McGeady had his own perfectly justifiable reasons for choosing to represent Ireland when he did, having been involved in the set-up since he was a schoolboy. Rightly or wrongly though, players who have waited for their chance with the nation of their birth and then been forced to seek alternative routes into international football have been viewed more sympathetically.
The same Fir Park terraces that McGeady calls out as being among those that gave him abuse for opting to play for Ireland, for instance, also revered Tommy Coyne. In fact, they gave him a hero’s welcome back onto the pitch when he returned from playing a starring role with Jack Charlton’s Ireland side in the 1994 World Cup.
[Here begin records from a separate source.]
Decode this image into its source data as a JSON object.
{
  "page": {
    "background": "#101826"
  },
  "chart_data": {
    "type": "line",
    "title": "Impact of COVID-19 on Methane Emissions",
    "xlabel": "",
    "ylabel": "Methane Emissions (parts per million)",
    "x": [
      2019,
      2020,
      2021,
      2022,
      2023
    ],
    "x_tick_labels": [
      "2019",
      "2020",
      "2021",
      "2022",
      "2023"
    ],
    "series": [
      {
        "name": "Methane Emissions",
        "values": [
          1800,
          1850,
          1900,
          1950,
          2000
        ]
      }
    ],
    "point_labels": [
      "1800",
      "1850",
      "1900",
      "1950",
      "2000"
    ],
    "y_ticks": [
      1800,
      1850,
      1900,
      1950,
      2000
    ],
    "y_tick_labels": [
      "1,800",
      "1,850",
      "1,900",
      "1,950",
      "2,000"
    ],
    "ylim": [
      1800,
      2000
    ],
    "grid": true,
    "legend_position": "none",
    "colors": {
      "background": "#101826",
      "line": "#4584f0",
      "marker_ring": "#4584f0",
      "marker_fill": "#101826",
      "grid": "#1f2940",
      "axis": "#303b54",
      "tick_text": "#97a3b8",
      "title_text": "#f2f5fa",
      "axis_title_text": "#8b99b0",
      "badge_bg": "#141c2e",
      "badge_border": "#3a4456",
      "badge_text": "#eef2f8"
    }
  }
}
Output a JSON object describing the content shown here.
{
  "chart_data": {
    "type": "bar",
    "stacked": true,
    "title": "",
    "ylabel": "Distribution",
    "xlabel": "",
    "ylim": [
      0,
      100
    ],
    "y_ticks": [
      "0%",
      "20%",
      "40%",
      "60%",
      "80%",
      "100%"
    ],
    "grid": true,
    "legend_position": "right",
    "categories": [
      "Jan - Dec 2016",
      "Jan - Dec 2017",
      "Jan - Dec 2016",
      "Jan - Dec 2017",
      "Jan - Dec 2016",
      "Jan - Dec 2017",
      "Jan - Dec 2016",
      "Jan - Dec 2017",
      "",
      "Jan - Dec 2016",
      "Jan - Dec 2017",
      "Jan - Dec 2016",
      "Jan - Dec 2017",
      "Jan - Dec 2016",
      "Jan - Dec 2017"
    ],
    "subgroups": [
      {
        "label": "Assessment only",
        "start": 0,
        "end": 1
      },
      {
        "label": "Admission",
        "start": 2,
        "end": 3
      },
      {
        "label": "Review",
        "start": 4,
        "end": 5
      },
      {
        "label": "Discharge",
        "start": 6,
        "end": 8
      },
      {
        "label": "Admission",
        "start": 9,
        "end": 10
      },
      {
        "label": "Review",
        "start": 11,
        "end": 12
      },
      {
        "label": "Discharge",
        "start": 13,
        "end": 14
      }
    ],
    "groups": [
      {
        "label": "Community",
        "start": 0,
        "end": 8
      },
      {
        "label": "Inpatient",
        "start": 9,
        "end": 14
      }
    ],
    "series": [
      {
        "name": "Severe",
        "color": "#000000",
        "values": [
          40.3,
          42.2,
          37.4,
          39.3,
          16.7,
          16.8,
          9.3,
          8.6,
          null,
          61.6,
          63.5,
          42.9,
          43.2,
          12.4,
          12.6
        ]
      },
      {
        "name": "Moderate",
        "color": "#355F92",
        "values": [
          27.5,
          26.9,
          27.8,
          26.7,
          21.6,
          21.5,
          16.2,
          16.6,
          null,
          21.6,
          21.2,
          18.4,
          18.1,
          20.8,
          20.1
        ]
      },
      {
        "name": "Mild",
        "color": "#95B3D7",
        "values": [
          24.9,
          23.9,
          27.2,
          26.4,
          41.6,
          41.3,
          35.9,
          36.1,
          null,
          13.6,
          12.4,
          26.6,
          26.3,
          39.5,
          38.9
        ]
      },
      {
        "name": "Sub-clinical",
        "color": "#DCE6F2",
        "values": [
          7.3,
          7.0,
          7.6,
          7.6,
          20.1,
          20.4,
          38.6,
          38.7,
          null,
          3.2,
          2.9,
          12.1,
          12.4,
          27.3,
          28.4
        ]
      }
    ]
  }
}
This is not to say that Scottish football does not have a problem with anti-Irish or anti-catholic sentiment. Or indeed that a lot of the abuse that came McGeady’s way was not rooted in it. Since the return of supporters to stadiums following the Covid pandemic, the frequency of sectarian chanting from sections of the Rangers support seems to have gone through the roof, for example. As have chants of ‘orange b******s’ from some Celtic supporters, lest I be accused – wearily - of failing to mention ‘both sides’.
There is a tendency though for all of those involved in the Old Firm bubble to view things exclusively through that prism, and assume that everyone else is also motivated by the worst of the odious tendencies that beset this bitter rivalry. It comes from the same place as the ‘huns/tims without the bus fare’ nonsense and queries like ‘what team do you really support?’
McGeady was guilty of recycling one of the old tropes himself during his interview, saying there ‘aren’t a lot of Scotland fans in Glasgow anyway’. In actual fact, in 2019, Rangers were the most represented fanbase among members of the Scotland Supporters Club, while Celtic were third behind Aberdeen.
I feel for McGeady, I genuinely do. He made a personal choice and received shedloads of abuse for it, some – or most - of which I do not doubt was sectarian in nature.
And undoubtedly, Scottish football does need to have a reckoning when it comes to the blind eye we turn to anti-catholic chanting week-in, week-out from the terraces. It is as bad, in my view, as it has ever been in my own 30-plus years of attending top-flight fixtures.
I am also not a catholic. So, while I know my own motivations, who am I to say that the lived experience of McGeady – or any other catholic in Scotland for that matter – is not what has driven him to arrive at such conclusions? I have no idea what it is like, hence why it would be easy for me to be dismissive of his claims, given I can never really walk a mile in his shoes or play a game in front of Scottish fans in his boots.
The point I am trying to make here is that not everything is black and white, despite the binary times we live in. Just as sectarian abuse of McGeady is disgusting, he can’t tar everyone who disapproved of his call with the same broad-stroked brush of being a bigot.
Sometimes, as hard as it may be for some to believe, religion has nothing to do with football. Regrettably though, it has to be said, a lot of the time in Scotland it does.